次図では、中国の31省・市・自治区を①南東(江蘇、上海、浙江、福建、広東)、②環渤海(北京、天津、山東、河北)、③中部(山西、河南、安徽、湖北、湖南、江西)、④北西(内蒙古、寧夏、甘粛、陝西、青梅、チベット、新疆)⑤南西(四川、重慶、貴州、雲南、広西)、⑥北東(黒龍江、吉林、遼寧)に分類し、各地域が東アジア、あるいは、ロシア、ブラジルといった新興国のなかで、どのように位置づけられるかを、横軸に発展水準を示す1人当たりGDPを、縦軸に人口規模をとってプロットした。

縦軸と横軸が垂直に交わる線の内側の面積はそれぞれの経済規模を示す。南東のGDPは2.0兆ドルとブラジル(2.1兆ドル)に匹敵し、ロシア(1.5兆ドル)を大きく上回る。以下、中部(1.2兆ドル)、環渤海(1.1兆ドル)、南西(0.7兆ドル)、北東(0.5兆ドル)、北西(0.5兆)ドルと続き、中部と環渤海の経済規模は韓国(1.0兆ドル)を上回る。南西はインドネシア(0.7兆ドル)、北西と東北はタイ(0.3兆ドル)とマレーシア(0.2兆ドル)を合わせた規模に相当する。経済発展の水準が低い半面、人口が多い中部と南西を「工場」あるいは「市場」としてどのように位置づけるかが対中投資戦略において重要な意味を持つ。

■求められるソフト面の改革
中西部の高成長は何によってもたらされているのであろうか。GDPに占める供給項目の変化をみると、南西、中部、北西において、2000年頃から第一次産業の割合が低下する一方、第二次産業の割合が上昇するという産業構造の変化が見られる。経済センサスでは、第二次産業の2004~2008年の販売額伸び率に対する鉱業、製造業、電気・ガス・水道業の寄与度が算出できる。

南東および環渤海とその他地域の伸び率の違いを最もよく説明するのは、鉱業と電気・ガス・水道業であり、インフラ整備と資源開発が中西部の経済成長を支えていることがわかる。中部については例外的に製造業の寄与度が高いものの、これは必ずしも南東から繊維製品・履物・帽子製造業といった労働集約的産業の移転が進んだことを意味しない。中部の製造業を支えているのは、化学原料・同製品製造業、交通運輸設備製造業、非金属鉱物製品製造業といった資本集約型産業であり、投資主体はあくまで国有およびその関連企業である。このため、投資効率や雇用創出効果は南東や環渤海に比べ低い。中西部の経済成長が投資主導であることはGDPに占める総固定資本形成の割合をみても確認できる。南東と環渤海は5割前後で安定的に推移しているが、北西は2001年から、北東、南西、中部は2005年前後から急速に上昇し、2010年には6~7割に達した。
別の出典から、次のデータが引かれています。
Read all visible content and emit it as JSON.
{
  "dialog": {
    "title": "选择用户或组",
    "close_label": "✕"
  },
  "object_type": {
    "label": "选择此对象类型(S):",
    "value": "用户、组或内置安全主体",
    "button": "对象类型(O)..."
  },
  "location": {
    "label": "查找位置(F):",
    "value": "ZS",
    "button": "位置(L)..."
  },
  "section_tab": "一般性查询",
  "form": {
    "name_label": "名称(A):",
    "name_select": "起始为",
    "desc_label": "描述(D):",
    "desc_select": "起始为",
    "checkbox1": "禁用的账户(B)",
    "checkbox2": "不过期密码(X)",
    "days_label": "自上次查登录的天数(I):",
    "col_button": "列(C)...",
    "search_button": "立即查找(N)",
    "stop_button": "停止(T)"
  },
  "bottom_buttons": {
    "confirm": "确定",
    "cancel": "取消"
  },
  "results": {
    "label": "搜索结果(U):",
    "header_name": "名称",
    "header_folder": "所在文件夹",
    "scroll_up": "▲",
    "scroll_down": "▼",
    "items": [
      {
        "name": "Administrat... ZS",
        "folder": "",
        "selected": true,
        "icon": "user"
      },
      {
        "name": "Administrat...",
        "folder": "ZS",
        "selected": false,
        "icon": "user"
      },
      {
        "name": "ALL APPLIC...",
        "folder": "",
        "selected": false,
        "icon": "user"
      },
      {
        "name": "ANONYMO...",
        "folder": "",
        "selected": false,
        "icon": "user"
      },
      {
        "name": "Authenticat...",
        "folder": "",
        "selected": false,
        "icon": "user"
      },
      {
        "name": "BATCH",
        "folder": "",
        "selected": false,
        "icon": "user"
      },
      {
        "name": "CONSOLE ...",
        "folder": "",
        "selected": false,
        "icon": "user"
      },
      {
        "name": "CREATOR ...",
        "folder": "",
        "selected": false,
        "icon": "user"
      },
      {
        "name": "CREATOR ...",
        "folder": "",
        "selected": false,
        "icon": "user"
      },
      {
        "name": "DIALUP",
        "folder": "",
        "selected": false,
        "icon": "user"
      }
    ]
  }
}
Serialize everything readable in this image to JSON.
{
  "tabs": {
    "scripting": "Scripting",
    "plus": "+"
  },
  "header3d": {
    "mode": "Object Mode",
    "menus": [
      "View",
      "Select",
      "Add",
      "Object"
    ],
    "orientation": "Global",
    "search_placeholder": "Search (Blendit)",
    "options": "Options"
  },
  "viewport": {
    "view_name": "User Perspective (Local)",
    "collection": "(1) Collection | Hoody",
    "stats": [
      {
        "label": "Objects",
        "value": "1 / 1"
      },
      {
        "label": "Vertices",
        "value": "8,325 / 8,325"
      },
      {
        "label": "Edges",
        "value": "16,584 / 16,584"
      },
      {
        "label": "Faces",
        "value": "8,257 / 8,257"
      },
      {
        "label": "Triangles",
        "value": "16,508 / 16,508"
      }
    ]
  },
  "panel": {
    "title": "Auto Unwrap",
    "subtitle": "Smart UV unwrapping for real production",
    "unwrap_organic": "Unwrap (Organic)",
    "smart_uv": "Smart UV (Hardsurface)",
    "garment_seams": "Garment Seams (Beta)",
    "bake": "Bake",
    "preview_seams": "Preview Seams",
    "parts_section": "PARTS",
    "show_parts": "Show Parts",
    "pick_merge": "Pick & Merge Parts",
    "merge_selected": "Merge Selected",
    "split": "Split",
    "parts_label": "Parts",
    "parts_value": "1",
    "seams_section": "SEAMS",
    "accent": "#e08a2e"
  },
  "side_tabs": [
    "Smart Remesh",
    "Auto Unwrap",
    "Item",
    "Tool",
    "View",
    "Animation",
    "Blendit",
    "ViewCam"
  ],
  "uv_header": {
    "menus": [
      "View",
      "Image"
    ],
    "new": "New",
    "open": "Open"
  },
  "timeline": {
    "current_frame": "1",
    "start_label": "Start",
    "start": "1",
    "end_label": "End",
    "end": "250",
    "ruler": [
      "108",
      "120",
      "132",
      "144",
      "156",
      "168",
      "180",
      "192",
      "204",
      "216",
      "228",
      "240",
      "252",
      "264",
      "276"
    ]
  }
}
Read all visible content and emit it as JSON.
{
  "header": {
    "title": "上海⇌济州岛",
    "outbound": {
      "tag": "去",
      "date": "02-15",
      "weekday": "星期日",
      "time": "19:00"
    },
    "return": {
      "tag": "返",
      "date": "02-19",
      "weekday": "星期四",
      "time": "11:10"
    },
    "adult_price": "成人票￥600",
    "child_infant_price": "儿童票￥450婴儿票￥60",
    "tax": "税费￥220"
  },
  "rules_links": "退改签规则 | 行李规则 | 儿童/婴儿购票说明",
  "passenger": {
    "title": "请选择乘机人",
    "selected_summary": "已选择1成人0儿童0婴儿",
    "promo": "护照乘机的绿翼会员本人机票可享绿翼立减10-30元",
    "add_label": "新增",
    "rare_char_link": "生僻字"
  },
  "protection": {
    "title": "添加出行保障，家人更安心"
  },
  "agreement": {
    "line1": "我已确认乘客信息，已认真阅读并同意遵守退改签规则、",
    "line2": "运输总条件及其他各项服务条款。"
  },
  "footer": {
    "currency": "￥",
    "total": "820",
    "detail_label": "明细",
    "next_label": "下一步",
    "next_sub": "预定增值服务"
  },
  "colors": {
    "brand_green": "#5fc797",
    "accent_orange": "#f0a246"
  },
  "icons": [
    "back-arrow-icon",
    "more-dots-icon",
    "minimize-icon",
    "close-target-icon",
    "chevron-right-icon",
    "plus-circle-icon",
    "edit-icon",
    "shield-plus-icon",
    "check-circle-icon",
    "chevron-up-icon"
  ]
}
中西部の経済基盤は脆弱であり、資源価格の下落や財政金融を取り巻く環境変化によって成長率が低下する可能性がある。政府は、現在5つの中核都市を8~10程度に増やし、その多くを南東および環渤海以外に置くことで、中西部経済の底上げを図ろうとしているものの、インフラ整備などハード中心の地域振興戦略が中西部に投資主導の経済成長をもたらす一因となったように、行政区画の変更によって中西部の経済基盤が強化されるとは限らない。行政手続きの簡素化などソフト面の改革を進めることで投資環境の改善を図り、外資や私営などの民間企業が投資を牽引する経済に移行できるか否かが、経済成長の持続性を左右するポイントとなろう。